A busy Monday.
I had a restless night, perhaps because of the tofu dinner, and got up later than I expected. I knew that I was going to be doing taxi service to Logan at about noon, but was pleased to get a call from the passengers, my wife's uncle and cousin, inviting me to lunch at the local townie bistro.
I was pleased on two accounts. First, I really enjoy their company and conversation. Second, I know that this dinky little restaurant has good food with a couple of vegetarian options. We had a great 45 minute conversation over coffee, chocolate milk, a ham and egg breakfast, a BLT, and for me a roasted red pepper, tomato, and pesto sandwich on a delicious home-made, multi-grain, bread.
When I got back, I did some further straightening of the kitchen, read some of "The Book of Miso" and threw together a quick and dirty TVP chili for dinner.
I need to remember to get myself a copy of the latest edition of Frances Moore Lappé's "Diet for a Small Planet". I can't find my old copy and the last time I saw it it was leaking pages all over the place.

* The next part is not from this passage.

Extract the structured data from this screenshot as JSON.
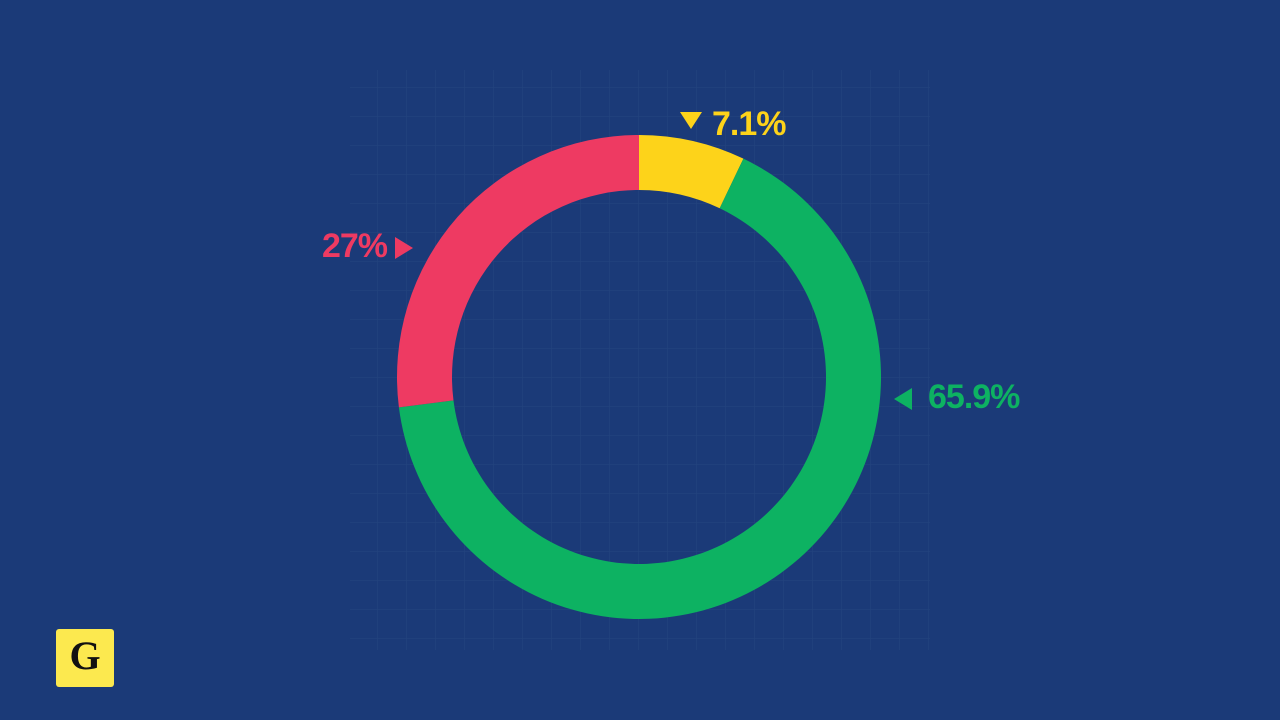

It was from that book I made my first batch of mujaddara (although, as I remember it, she called it mjeddrah). I must have been "blivved-out" for the last decade or three since I see that she has several vegetarian books and a number of political books as well ... one just released this year.
It may sound as if I have a lot of cookbooks, but that's not the case. I have three Indian cookbooks, 1 Chinese, 1 sorta macrobiotic, 1 Moosewood, there's a Tassajara Bread Book skulking around the cupboards somewhere and I think that's about it. My mother is threatening to dump a ton of cookbooks on me as she downsizes. If she does, I'll probably pass most of them along to other family members since, as I mentioned before, I tend to take recipes less as instructions than as possibilities. I tend to read cookbooks at night in bed and wait until the next day when I've forgotten the specifics to do the cooking.
I know, I know, I'm a real wild child.
If anyone is trying the recipes I post, I hope that you're approaching them the same way. If recipes weren't meant to be tweaked we wouldn't have developed tastebuds.